Even when he heard a few cheers after missing his par putt on the 18th, which allowed Spieth to share the lead, Kaymer was in a good spot. A former world No. 1 and major champion, Kaymer is trying to end more than two years without winning.
"It's very important that you enjoy the day,'' Kaymer said. "It's a rare opportunity that you're in the leading group (in) one of the biggest tournaments we play all year.''
For Spieth, who still didn't have a PGA Tour card last year, the final group is familiar territory. He has contended on the weekend in four tournaments already this year, and only a month ago had a two-shot lead with 11 holes to play in the Masters until he finished in a tie for second behind Bubba Watson.

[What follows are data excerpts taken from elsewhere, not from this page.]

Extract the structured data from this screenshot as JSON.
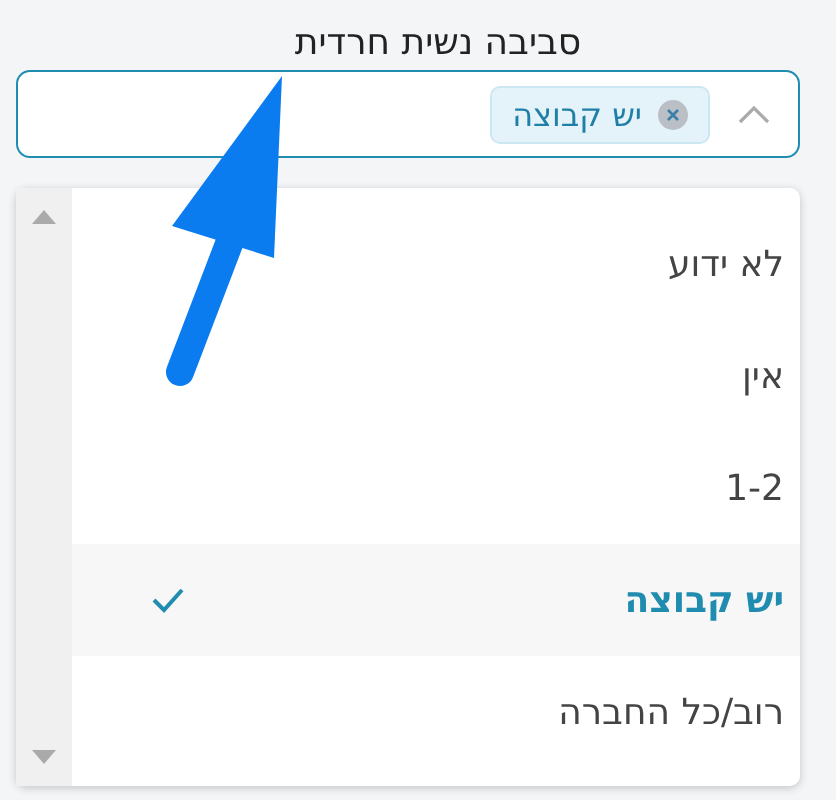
{
  "field": {
    "label": "סביבה נשית חרדית",
    "chips": [
      {
        "label": "יש קבוצה"
      }
    ]
  },
  "dropdown": {
    "options": [
      {
        "label": "לא ידוע",
        "selected": false
      },
      {
        "label": "אין",
        "selected": false
      },
      {
        "label": "1-2",
        "selected": false
      },
      {
        "label": "יש קבוצה",
        "selected": true
      },
      {
        "label": "רוב/כל החברה",
        "selected": false
      }
    ]
  }
}
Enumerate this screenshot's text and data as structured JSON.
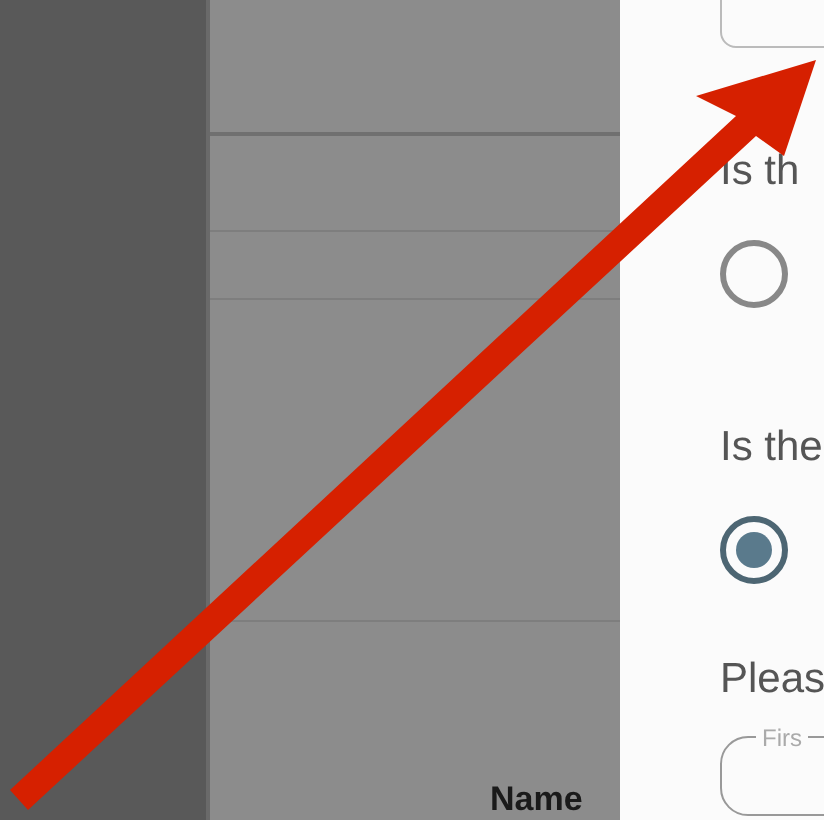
{
  "table": {
    "column_header": "Name"
  },
  "questions": [
    {
      "label": "Is th",
      "selected": false
    },
    {
      "label": "Is the",
      "selected": true
    }
  ],
  "prompt": "Pleas",
  "first_name_field": {
    "label": "Firs"
  }
}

"Augusta left me feeling a little hungry for it again, and here we are,'' Spieth said. "And I have an opportunity to kind of really draw back on that round and the positives, the negatives and everything in between and go out there tomorrow and try and play the same way I played the first two rounds.''
Even so, he knows he'll have to play better and possibly score better. There were some good bounces -- a soft bounce on a wedge at the 16th that possibly prevented his ball from going into the water -- and some good breaks, such as getting a free drop from a drain in the rough that took pine trees out of his line on the 15th.
Spieth repeatedly pumped his fist when his final par putt dropped into the cup, a clutch moment worth celebrating. He now has gone 69 consecutive holes dating to Hilton Head without making a bogey. The question is whether that streak can last as the pressure increases.
"I was all over the place,'' Spieth said. "In order to win, I'm going to have to drive the ball better. Today I got the breaks, got the bounces, and made the 3- and 4-footers to stay alive. I'm not going to be able to keep doing that.''
This course gets tougher on the weekend, especially on Sunday.
And there were still plenty of players poised to either make a run or be waiting if either of the leaders slip up.
Garcia turned a birdie chance into a bogey on the 17th hole by missing a short putt. He did enough right in his round of 69 that he will have another chance to experience the thrills on the back nine of Sawgrass. Along with winning in 2008, he was tied for the lead going to the 17th hole last year until hitting three balls in the water the rest of the way as Tiger Woods went on to win.
Senden won at Innisbrook earlier in the year and played the par 5s in 5 under, including an eagle at No. 9.
Justin Rose was in the group at 7-under 209 until it was determined after his round that his ball moved slightly before he chipped it on the 18th. That turned his par into a double bogey and he wound up seven shots behind.